Occupational health problems are extremely common, as shown by the latest government figures (2019):

  • 1.6 million work-related ill health cases.
  • 0.8 million work-related stress, depression or anxiety cases.
  • Half a million work-related musculoskeletal disorder cases.
  • 38.8 million working days lost due to work-related ill health.
  • £16 billion annual costs of workplace injury.

So, when business owners ask “what does health and safety mean for me?” the answer is this: keeping your employees safe, ensuring that staff have the appropriate training and information, which in turn improves morale, efficiency, and leads to a healthy business.

What is a health and safety risk assessment?
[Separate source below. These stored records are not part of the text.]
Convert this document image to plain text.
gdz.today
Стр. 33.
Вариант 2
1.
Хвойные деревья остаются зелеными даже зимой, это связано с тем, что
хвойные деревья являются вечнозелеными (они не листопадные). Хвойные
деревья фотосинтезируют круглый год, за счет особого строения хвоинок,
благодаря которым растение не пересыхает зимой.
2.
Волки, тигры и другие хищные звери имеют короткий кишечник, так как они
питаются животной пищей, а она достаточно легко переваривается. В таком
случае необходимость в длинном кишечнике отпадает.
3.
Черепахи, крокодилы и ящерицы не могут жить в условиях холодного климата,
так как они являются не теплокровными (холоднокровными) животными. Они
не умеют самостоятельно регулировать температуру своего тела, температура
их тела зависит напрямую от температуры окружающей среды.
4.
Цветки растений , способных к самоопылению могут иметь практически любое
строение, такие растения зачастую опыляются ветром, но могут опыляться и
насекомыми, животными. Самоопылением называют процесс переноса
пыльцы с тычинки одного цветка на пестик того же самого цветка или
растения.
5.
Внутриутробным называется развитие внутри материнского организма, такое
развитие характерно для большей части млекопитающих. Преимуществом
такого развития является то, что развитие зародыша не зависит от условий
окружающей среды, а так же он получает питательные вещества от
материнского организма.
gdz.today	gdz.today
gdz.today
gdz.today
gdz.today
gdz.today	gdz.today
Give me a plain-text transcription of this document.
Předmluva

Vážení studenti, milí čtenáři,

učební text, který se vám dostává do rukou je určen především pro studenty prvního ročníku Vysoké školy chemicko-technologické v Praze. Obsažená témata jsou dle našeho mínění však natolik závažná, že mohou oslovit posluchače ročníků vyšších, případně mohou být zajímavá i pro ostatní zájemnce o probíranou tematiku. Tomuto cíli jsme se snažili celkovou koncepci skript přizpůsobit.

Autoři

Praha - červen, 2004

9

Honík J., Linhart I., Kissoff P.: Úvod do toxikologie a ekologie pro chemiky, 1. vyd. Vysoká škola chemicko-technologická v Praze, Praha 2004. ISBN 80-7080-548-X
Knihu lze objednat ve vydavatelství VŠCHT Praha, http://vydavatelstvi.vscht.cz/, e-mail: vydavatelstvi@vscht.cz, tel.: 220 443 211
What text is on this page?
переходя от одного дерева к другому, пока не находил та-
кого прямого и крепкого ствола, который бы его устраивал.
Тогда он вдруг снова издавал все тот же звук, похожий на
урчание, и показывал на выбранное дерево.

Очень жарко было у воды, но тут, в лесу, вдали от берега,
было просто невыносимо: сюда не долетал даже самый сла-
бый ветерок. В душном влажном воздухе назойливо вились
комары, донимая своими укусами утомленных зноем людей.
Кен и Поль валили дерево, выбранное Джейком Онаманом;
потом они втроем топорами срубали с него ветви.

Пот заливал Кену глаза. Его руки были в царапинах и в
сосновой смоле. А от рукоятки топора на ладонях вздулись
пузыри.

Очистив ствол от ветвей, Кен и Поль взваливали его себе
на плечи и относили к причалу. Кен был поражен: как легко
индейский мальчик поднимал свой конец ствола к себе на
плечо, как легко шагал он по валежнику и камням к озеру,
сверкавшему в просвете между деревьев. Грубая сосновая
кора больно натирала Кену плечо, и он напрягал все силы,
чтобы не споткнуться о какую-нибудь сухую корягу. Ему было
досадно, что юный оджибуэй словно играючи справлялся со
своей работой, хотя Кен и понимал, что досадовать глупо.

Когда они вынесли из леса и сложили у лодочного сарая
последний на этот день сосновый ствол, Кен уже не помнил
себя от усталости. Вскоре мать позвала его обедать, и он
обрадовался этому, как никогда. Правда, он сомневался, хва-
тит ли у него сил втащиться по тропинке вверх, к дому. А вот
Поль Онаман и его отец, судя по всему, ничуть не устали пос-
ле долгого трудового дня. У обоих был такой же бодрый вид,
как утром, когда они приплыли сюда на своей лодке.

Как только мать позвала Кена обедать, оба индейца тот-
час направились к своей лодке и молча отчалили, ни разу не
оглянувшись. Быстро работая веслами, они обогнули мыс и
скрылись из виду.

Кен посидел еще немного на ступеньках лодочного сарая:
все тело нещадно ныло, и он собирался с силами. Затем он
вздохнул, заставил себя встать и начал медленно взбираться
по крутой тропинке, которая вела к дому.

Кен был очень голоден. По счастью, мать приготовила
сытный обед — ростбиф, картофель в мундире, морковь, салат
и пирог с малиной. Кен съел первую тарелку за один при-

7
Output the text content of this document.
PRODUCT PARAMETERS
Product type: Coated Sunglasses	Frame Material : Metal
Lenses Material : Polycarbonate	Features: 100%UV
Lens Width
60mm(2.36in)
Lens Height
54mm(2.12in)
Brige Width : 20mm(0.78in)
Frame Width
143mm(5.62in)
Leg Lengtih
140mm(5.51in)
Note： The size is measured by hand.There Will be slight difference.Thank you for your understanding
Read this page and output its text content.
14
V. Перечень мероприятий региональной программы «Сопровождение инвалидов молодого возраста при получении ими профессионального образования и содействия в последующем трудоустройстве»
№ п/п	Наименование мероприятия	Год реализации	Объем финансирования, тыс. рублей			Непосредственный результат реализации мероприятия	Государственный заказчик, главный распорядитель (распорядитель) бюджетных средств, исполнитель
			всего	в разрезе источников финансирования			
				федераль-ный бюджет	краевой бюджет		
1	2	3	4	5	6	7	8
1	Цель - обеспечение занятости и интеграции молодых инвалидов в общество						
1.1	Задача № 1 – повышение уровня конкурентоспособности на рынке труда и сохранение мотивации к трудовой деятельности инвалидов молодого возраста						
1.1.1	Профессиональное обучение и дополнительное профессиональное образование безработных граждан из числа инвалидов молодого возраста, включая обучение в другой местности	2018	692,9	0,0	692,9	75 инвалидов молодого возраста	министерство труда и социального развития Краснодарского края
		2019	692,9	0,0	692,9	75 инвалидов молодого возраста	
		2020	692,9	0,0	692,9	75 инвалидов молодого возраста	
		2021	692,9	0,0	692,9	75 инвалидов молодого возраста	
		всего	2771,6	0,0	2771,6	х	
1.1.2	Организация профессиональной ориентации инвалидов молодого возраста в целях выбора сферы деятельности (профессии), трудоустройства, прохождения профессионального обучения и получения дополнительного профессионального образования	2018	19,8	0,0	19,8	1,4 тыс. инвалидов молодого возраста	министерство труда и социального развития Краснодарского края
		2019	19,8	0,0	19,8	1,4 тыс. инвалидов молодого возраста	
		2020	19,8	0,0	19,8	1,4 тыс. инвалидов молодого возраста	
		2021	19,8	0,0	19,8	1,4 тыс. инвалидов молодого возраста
As with health, employers are responsible for the physical safety of employees and anyone else who visits the workplace. This means making sure the relevant safety regulations are carefully followed.

risk assessment is not just a means to ensure you are complying with the law. It is a 5 step process:

  1. Identify all the things within your business that could cause a person harm (the hazards)
  2. Identify who could be harmed and assess how they could be harmed (the risk)
  3. Implement control measures to mitigate those risks (what are you going to do to prevent the harm)
  4. Review the risk assessment when there are any changes
  5. Record your findings

A risk assessment is not a one-off process and must be completed with the employees and you must consult with them and gain their input for them to be suitable and sufficient.

It is an extremely important document that ensures you have done everything “reasonably practicable” as a business to ensure the safety of your employees and helps you to demonstrate this if ever required to the relevant authorities or insurers.